Erick Manier-Wilson calls his 17-month-old daughter, Eryan, his "miracle baby."
One year ago today, she and her mother were ejected from their car when it overturned on Las Vegas Boulevard, just south of Sloan. Her 33-year-old mother, Lora Yvette Ethridge-Manier-Wilson, died at the scene, but Eryan survived.
It was the second time Manier-Wilson had lost a wife. His first wife died of natural causes in 1998.
The single father of six children took another hit in March, when he was laid off from his job as a chef at Treasure Island.
But this week, Manier-Wilson is counting his blessings.
On Wednesday, he learned that his family had been selected for Walker Furniture's 15th annual "Home for the Holidays" program. The following day, a truckload of free furniture arrived at their Las Vegas home.
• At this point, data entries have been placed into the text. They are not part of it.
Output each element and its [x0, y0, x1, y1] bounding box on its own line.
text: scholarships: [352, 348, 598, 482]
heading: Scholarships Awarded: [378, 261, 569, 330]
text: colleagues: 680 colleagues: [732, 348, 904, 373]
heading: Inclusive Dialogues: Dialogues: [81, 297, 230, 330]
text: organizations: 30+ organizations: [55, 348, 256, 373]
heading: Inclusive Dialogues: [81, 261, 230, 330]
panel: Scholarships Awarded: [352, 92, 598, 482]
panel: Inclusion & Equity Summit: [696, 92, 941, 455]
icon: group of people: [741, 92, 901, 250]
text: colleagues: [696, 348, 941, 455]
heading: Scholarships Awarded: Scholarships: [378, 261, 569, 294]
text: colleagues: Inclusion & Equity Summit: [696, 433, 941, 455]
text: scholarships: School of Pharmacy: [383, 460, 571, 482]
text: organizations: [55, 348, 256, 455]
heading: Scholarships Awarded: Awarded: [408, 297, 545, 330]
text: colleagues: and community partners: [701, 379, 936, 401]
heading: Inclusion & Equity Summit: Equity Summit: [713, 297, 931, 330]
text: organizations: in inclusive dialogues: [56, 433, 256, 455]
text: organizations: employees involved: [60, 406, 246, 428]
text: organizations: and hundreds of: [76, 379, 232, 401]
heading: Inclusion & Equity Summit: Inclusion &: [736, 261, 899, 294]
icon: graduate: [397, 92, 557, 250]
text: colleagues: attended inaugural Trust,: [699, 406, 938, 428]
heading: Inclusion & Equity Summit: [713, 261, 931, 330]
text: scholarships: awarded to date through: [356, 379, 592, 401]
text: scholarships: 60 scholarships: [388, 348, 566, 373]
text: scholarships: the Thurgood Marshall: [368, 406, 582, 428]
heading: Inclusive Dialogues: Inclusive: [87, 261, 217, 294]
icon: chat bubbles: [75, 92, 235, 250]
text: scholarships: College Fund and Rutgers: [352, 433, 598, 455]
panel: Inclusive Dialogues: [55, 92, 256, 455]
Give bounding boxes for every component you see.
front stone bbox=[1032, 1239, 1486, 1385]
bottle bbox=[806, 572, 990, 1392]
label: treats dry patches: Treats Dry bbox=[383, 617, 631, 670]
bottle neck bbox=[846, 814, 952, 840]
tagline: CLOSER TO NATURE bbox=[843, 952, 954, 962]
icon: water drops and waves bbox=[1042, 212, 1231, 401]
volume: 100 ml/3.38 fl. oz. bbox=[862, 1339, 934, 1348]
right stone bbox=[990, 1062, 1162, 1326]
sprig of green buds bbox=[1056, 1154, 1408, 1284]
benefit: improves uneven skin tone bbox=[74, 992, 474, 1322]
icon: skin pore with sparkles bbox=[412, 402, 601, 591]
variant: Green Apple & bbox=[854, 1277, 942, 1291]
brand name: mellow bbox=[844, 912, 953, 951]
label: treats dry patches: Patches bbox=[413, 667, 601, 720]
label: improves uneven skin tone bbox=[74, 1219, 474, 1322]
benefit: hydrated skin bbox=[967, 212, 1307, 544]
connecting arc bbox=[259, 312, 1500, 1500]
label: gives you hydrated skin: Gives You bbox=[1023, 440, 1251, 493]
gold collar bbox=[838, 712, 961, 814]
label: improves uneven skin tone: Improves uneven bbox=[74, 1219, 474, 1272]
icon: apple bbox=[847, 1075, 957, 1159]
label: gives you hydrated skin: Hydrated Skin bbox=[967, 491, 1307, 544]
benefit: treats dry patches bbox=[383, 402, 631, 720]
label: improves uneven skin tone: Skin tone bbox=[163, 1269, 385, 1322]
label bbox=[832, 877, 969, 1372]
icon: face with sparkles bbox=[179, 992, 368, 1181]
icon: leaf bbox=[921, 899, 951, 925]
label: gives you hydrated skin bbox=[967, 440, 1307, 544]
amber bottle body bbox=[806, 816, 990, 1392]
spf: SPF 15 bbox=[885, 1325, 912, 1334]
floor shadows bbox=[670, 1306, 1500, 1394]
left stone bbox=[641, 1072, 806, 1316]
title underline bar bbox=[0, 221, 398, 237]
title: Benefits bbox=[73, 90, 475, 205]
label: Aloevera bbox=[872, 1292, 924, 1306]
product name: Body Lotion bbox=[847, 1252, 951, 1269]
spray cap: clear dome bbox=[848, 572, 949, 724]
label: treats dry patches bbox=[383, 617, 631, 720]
"I've been running around all morning trying to straighten up a little bit," he said as workers unloaded the furniture.
Manier-Wilson, 42, said he thought about writing to Walker for about two weeks before he penned the letter in November. He waited another week before deciding to mail it.
He said he had heard about the program for years and thought, "I might have a chance. I could be blessed, too." Nevertheless, he felt uncomfortable writing the letter on behalf of his own family.
In the letter, Manier-Wilson described the family's rough year, which included living for several months at an extended-stay hotel. He explained that he recently had found a rental home that he could afford with his unemployment income.
"With the one-year anniversary approaching I wish, hope and pray that it will be better than last year," he wrote.
His 20-year-old daughter was working Thursday, but the other five children watched as workers filled the two-story home with a new dining set, sofa, recliner and bedroom sets for each of the four bedrooms.
Manier-Wilson has three other daughters, ages 14, 6 and 5, and a 4-year-old boy.
"I give women the utmost respect when they say they're stay-at-home moms now," he said. "I truly understand what they're talking about now: that it's a job, staying at home."
His first wife was the mother of the two oldest children, and his second wife was the mother of the other four. The toddler still has a scar on her forehead from last year's accident.
Walker Furniture's chief executive officer, Larry Alterwitz, joined the family for Thursday's delivery. He said Manier-Wilson's letter stood out among the thousands his business received.
"To see that type of courage is very inspiring," Alterwitz said.
He said the home was one of 36 selected for this year's program.